Now, the River Oaks Theatre is celebrating contemporary Asian action cinema with a weekly Saturday night screening through the month of May that I will be hosting. All the films shown are from the 21st century.
It starts May 2 with “The Raid 2,” director Gareth Evans’ absolutely electric and bone-crushing 2014 Indonesian crime saga starring Iko Uwais, a practitioner of the Southeast Asian martial art of Pencak Silat, as an undercover cop infiltrating the local mob. It also stars Joe Taslim, a former member of the Indonesian national judo team from 1997 to 2009, who has subsequently been seen in “Fast & Furious 6,” “Mortal Kombat,” “Star Trek Beyond” and the TV series “Warrior.”
The series continues May 9 with Zhang Yimou’s more poetic and ravishing 2002 film “Hero,” a sumptuous, swashbuckling adventure in the “Crouching Tiger, Hidden Dragon” vein starring Jet Li who had studied martial arts since the age of eight. His success in martial arts blossomed into a movie career that began with the 1982 production “Shaolin.”
Prachya Pinkaew’s “Ong-Bak: The Thai Warrior” from 2003 follows on May 16 starring Muay Thai champ Tony Jaa. Though low budget, this Thai production sizzles thanks to Jaa’s charismatic athleticism. The film launched his career that now extends to Hollywood with such films as “Triple Threat” and “xXx: The Return of Xander Cage.”

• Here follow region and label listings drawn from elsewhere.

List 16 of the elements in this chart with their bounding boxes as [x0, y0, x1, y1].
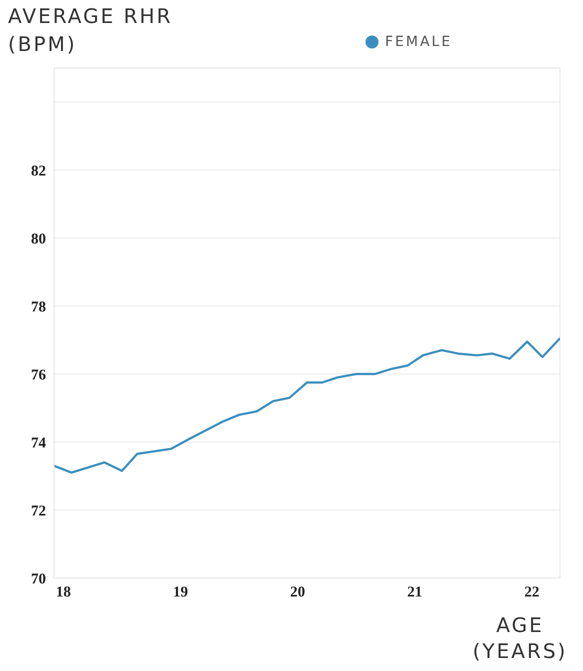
legend-label: FEMALE — [384, 34, 452, 50]
x-tick-label: 19 — [173, 584, 188, 601]
y-tick-label: 80 — [31, 231, 46, 248]
y-tick-label: 78 — [31, 299, 46, 316]
y-axis-title: AVERAGE RHR (BPM) — [8, 3, 174, 58]
y-tick-label: 82 — [31, 163, 46, 180]
x-tick-label: 22 — [524, 584, 540, 601]
x-tick-label: 21 — [407, 584, 422, 601]
y-tick-label: 70 — [31, 571, 46, 588]
x-axis-title: AGE (YEARS) — [472, 612, 568, 664]
line-series — [54, 337, 560, 474]
y-tick-label: 72 — [31, 503, 46, 520]
x-tick-label: 18 — [56, 584, 71, 601]
x-tick-label: 20 — [290, 584, 306, 601]
y-tick-label: 74 — [31, 435, 46, 452]
y-tick-label: 76 — [31, 367, 46, 384]
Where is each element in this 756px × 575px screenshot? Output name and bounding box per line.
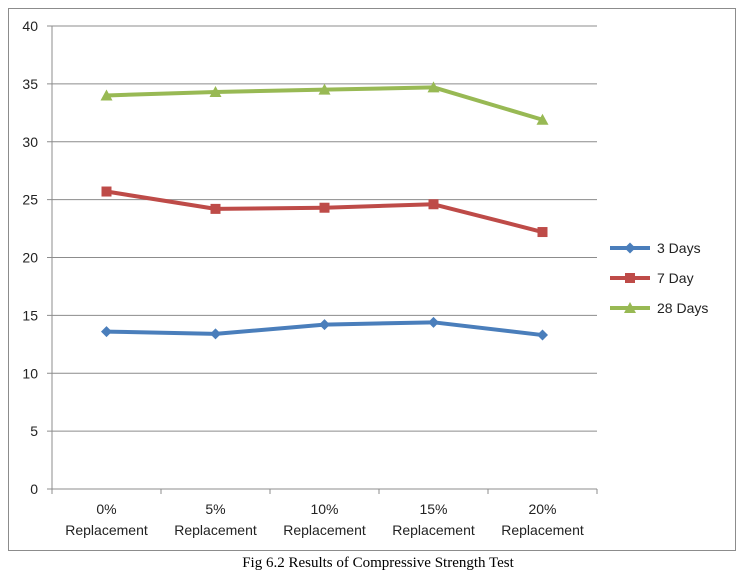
legend-marker [624,242,636,254]
data-point [537,227,548,238]
x-tick-label: Replacement [174,522,257,538]
data-point [536,113,549,125]
data-point [428,316,439,328]
y-tick-label: 25 [22,192,38,208]
y-tick-label: 15 [22,307,38,323]
data-point [427,81,440,93]
legend-marker [625,273,635,283]
legend-label: 7 Day [657,270,694,286]
y-tick-label: 5 [30,423,38,439]
data-point [319,202,330,213]
data-point [210,203,221,214]
data-point [210,328,221,340]
legend-label: 28 Days [657,300,708,316]
y-tick-label: 0 [30,481,38,497]
x-tick-label: 15% [419,501,447,517]
data-point [537,329,548,341]
data-point [319,319,330,331]
data-point [209,85,222,97]
x-tick-label: 0% [96,501,116,517]
x-tick-label: 10% [310,501,338,517]
y-tick-label: 35 [22,76,38,92]
y-tick-label: 30 [22,134,38,150]
y-tick-label: 20 [22,250,38,266]
legend-label: 3 Days [657,240,701,256]
x-tick-label: 20% [528,501,556,517]
y-tick-label: 40 [22,18,38,34]
figure-caption: Fig 6.2 Results of Compressive Strength … [242,555,514,571]
x-tick-label: 5% [205,501,225,517]
data-point [428,199,439,210]
x-tick-label: Replacement [65,522,148,538]
x-tick-label: Replacement [392,522,475,538]
data-point [318,83,331,95]
y-tick-label: 10 [22,365,38,381]
line-chart: 0 5 10 15 20 25 30 35 40 0% Replacement 5% Replaceme… [22,18,708,538]
data-point [101,326,112,338]
x-tick-label: Replacement [501,522,584,538]
x-tick-label: Replacement [283,522,366,538]
legend-marker [624,302,636,313]
data-point [101,186,112,197]
data-point [100,89,113,101]
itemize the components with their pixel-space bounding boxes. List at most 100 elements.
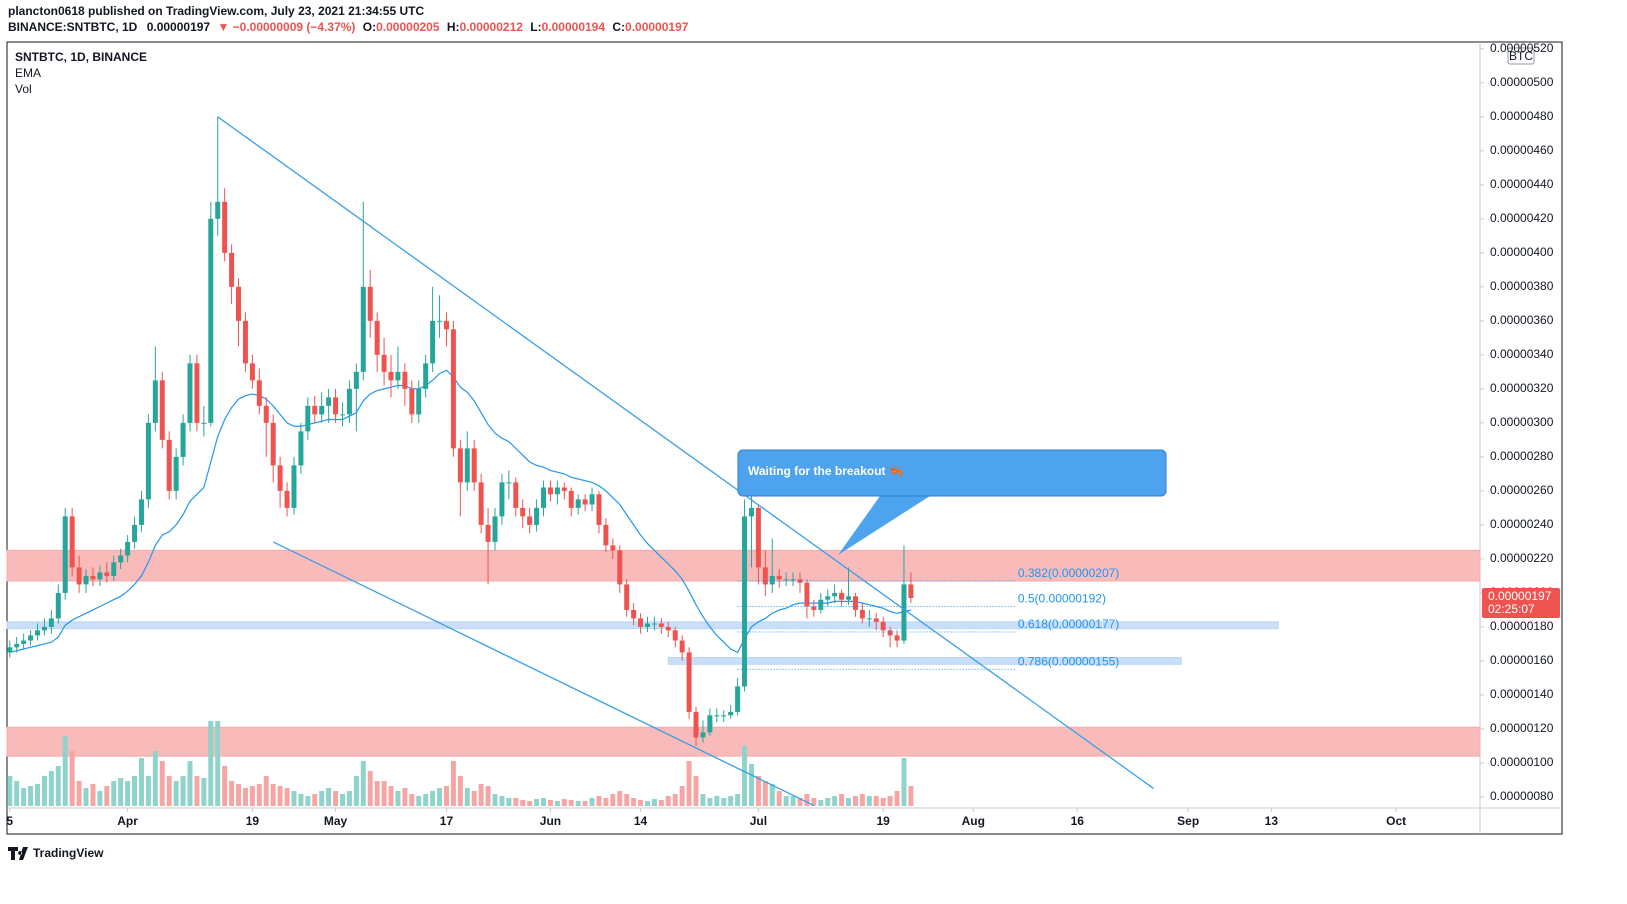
volume-bar xyxy=(631,798,637,806)
volume-bar xyxy=(360,761,366,806)
volume-bar xyxy=(478,784,484,806)
volume-bar xyxy=(596,796,602,806)
plot: 0.382(0.00000207) 0.5(0.00000192) 0.618(0.… xyxy=(6,116,1481,807)
fib-label: 0.382(0.00000207) xyxy=(1018,566,1119,580)
x-tick-label: Jul xyxy=(750,814,767,828)
volume-bar xyxy=(138,758,144,806)
volume-bar xyxy=(568,800,574,806)
candle-body xyxy=(846,596,852,600)
candle-body xyxy=(568,490,574,508)
volume-bar xyxy=(90,784,96,806)
volume-bar xyxy=(755,776,761,806)
ohlc-value: 0.00000194 xyxy=(542,20,606,34)
candle-body xyxy=(485,524,491,542)
candle-body xyxy=(755,507,761,568)
callout-text: Waiting for the breakout 🦐 xyxy=(748,464,904,478)
price-change: ▼ −0.00000009 (−4.37%) xyxy=(217,20,355,34)
volume-bar xyxy=(62,736,68,806)
footer-logo: TradingView xyxy=(8,846,104,860)
volume-bar xyxy=(381,781,387,806)
volume-bar xyxy=(132,776,138,806)
candle-body xyxy=(7,647,13,653)
candle-body xyxy=(312,405,318,415)
volume-bar xyxy=(76,781,82,806)
volume-bar xyxy=(55,766,61,806)
volume-bar xyxy=(194,776,200,806)
callout-box xyxy=(737,449,1167,497)
candle-body xyxy=(818,599,824,610)
candle-body xyxy=(249,363,255,381)
candle-body xyxy=(201,422,207,424)
candle-body xyxy=(478,482,484,525)
volume-bar xyxy=(166,776,172,806)
candle-body xyxy=(603,524,609,546)
volume-bar xyxy=(901,758,907,806)
volume-bar xyxy=(603,798,609,806)
candle-body xyxy=(513,482,519,508)
y-tick-label: 0.00000360 xyxy=(1490,313,1554,327)
volume-bar xyxy=(818,800,824,806)
y-tick-label: 0.00000220 xyxy=(1490,551,1554,565)
candle-body xyxy=(319,405,325,415)
candle-body xyxy=(28,635,34,641)
volume-bar xyxy=(21,788,27,806)
volume-bar xyxy=(104,786,110,806)
candle-body xyxy=(339,414,345,416)
volume-bar xyxy=(513,798,519,806)
ohlc-label: O: xyxy=(363,20,376,34)
candle-body xyxy=(360,286,366,372)
candle-body xyxy=(450,329,456,449)
candle-body xyxy=(839,592,845,600)
volume-bar xyxy=(83,788,89,806)
volume-bar xyxy=(644,801,650,806)
y-tick-label: 0.00000180 xyxy=(1490,619,1554,633)
candle-body xyxy=(104,572,110,576)
volume-bar xyxy=(118,778,124,806)
price-tag-countdown: 02:25:07 xyxy=(1488,602,1535,616)
ohlc-value: 0.00000212 xyxy=(460,20,524,34)
y-tick-label: 0.00000300 xyxy=(1490,415,1554,429)
y-tick-label: 0.00000440 xyxy=(1490,177,1554,191)
candle-body xyxy=(270,422,276,466)
volume-bar xyxy=(651,799,657,806)
candle-body xyxy=(894,635,900,641)
y-tick-label: 0.00000320 xyxy=(1490,381,1554,395)
candle-body xyxy=(180,422,186,457)
volume-bar xyxy=(762,781,768,806)
candle-body xyxy=(631,609,637,619)
volume-bar xyxy=(790,796,796,806)
x-tick-label: May xyxy=(324,814,348,828)
candle-body xyxy=(14,643,20,648)
candle-body xyxy=(457,448,463,483)
candle-body xyxy=(55,592,61,619)
volume-bar xyxy=(527,801,533,806)
candle-body xyxy=(41,626,47,631)
candle-body xyxy=(700,732,706,738)
volume-bar xyxy=(880,798,886,806)
volume-bar xyxy=(187,761,193,806)
candle-body xyxy=(173,456,179,491)
volume-bar xyxy=(28,786,34,806)
candle-body xyxy=(90,575,96,580)
ohlc-label: H: xyxy=(447,20,460,34)
candle-body xyxy=(152,380,158,423)
candle-body xyxy=(658,623,664,627)
volume-bar xyxy=(291,791,297,806)
volume-bar xyxy=(852,796,858,806)
volume-bar xyxy=(707,798,713,806)
candle-body xyxy=(825,596,831,600)
candle-body xyxy=(534,507,540,525)
volume-bar xyxy=(236,784,242,806)
candle-body xyxy=(353,371,359,389)
candle-body xyxy=(76,567,82,585)
ohlc-label: C: xyxy=(612,20,625,34)
volume-bar xyxy=(353,776,359,806)
candle-body xyxy=(333,397,339,415)
candle-body xyxy=(852,596,858,610)
candle-body xyxy=(651,623,657,625)
symbol-line: BINANCE:SNTBTC, 1D 0.00000197 ▼ −0.00000… xyxy=(8,20,689,34)
volume-bar xyxy=(14,781,20,806)
candle-body xyxy=(908,584,914,599)
volume-bar xyxy=(367,771,373,806)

Soi Cheang’s dynamic and gorgeously shot “Twilight of the Warriors: Walled In” (May 23) was released in the U.S. in 2024 but its heart is in an earlier era of Hong Kong. Set in the ’80s, inside the claustrophobic Kowloon Walled City, a real-world, gangster-run, high-rise slum that was demolished in the ’90s, “Warriors” harks back to the films of the time in which it takes place. It even co-stars Sammo Hung, a one-time Jackie Chan collaborator who, at 74, still has some moves.
Finally, there’s Nikhil Nagesh Baht’s vicious Indian action film “Kill” on May 30. Starring the singularly named Lakshya as a heroic commando stuck on a runaway speeding train with a crowd of thugs, “Kill” is basically what the 2022 Brad Pitt/Bad Bunny film “Bullet Train” should have been but wasn’t. In fact, Stahelski is reportedly remaking “Kill” for an English-language audience.